Borneman also notes that China has joined the London Bullion Market as a major player at the same time Beijing has moved from trading “paper gold” to trading the real metal through the Shanghai gold market. The aim is to with bid up the price of gold with what Goldman calls the “Shanghai Fix.”

He argues that China’s goal is to “adjust upward” the price of gold to maximize the value of a hoard of gold it holds today, which may be more than double the amount held by the United States.

“The introduction of the yuan to the SDR, coupled with China’s ability to influence the price of gold, is nothing short of a shift in the balance of power the world hasn’t seen since the Bretton Woods Agreement in 1944, just before the end of World War II,” Borneman wrote in a recent newsletter.

“China must make sure the yuan is included in the SDR before it reveals its true gold holdings,” he concluded. “It would not surprise any analyst if China were to state its reserves topped 15 or even 20 thousand tons. An announcement of reserves near this size would immediately cause gold prices to rise substantially.”

Borneman insisted China’s “end game” is to replace the U.S. dollar as the global reserve currency.

“Investors may see the potential described above as analogous to David vs. Goliath in that such a shift would cause an immediate division in the SDR, pitting the dollar against the yuan,” he wrote. “The dollar position, no matter how far lowered [in the SDR] to allow China in, would be at least three times as large as the yuan. This would leave investors the world over with a choice of currencies: one backed by gold, and the other, oil.”

With China still holding $1.2 trillion of U.S. Treasuries and still needing the U.S. market as buyers of its products, Borneman doubts Beijing will push its gold advantage to the limit.

What he calculates is China’s real goal is to force the entry of the yuan into the IMF SDR currency basket, possibly by the end of 2015. Beijing’s entry would push the world farther along the path toward acceptance of the SDR as a new currency international trade, achieved with only a slight rise in gold prices.

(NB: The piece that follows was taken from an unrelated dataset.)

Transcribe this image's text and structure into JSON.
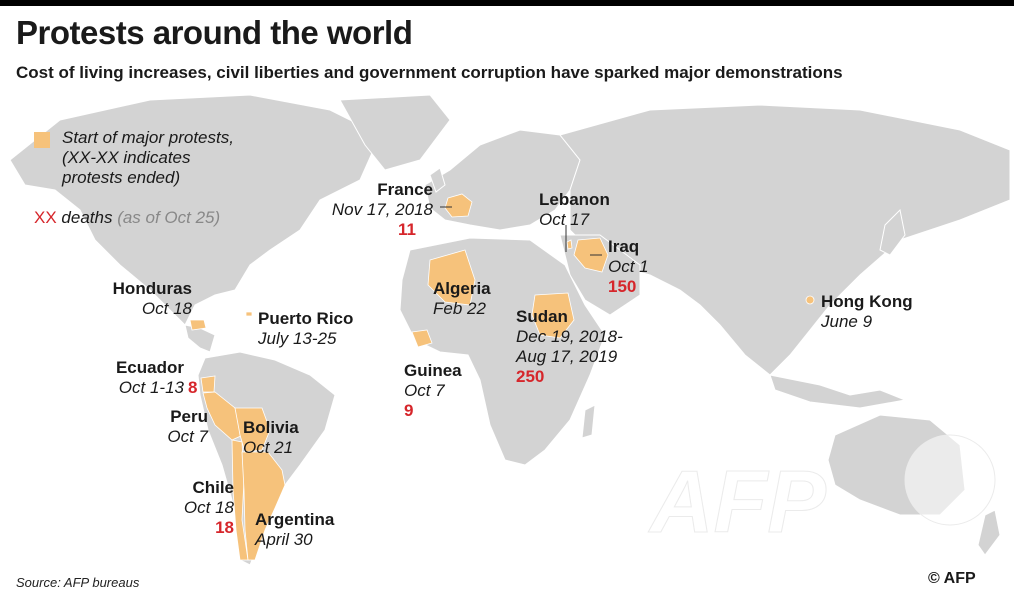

“The question then becomes, will that please China or will it want to run the table and end the game immediately?” Borneman asks. “Either way, China will be setting the physical price of gold soon.”

After a nearly three-decade career as a Wall Street trader, Borneman began working independently in 2003, creating Rampart Portfolios LLC. His firm has developed an investment management strategy focused on metals, defense, energy & food sectors that he has trademarked as MDEF™ investing.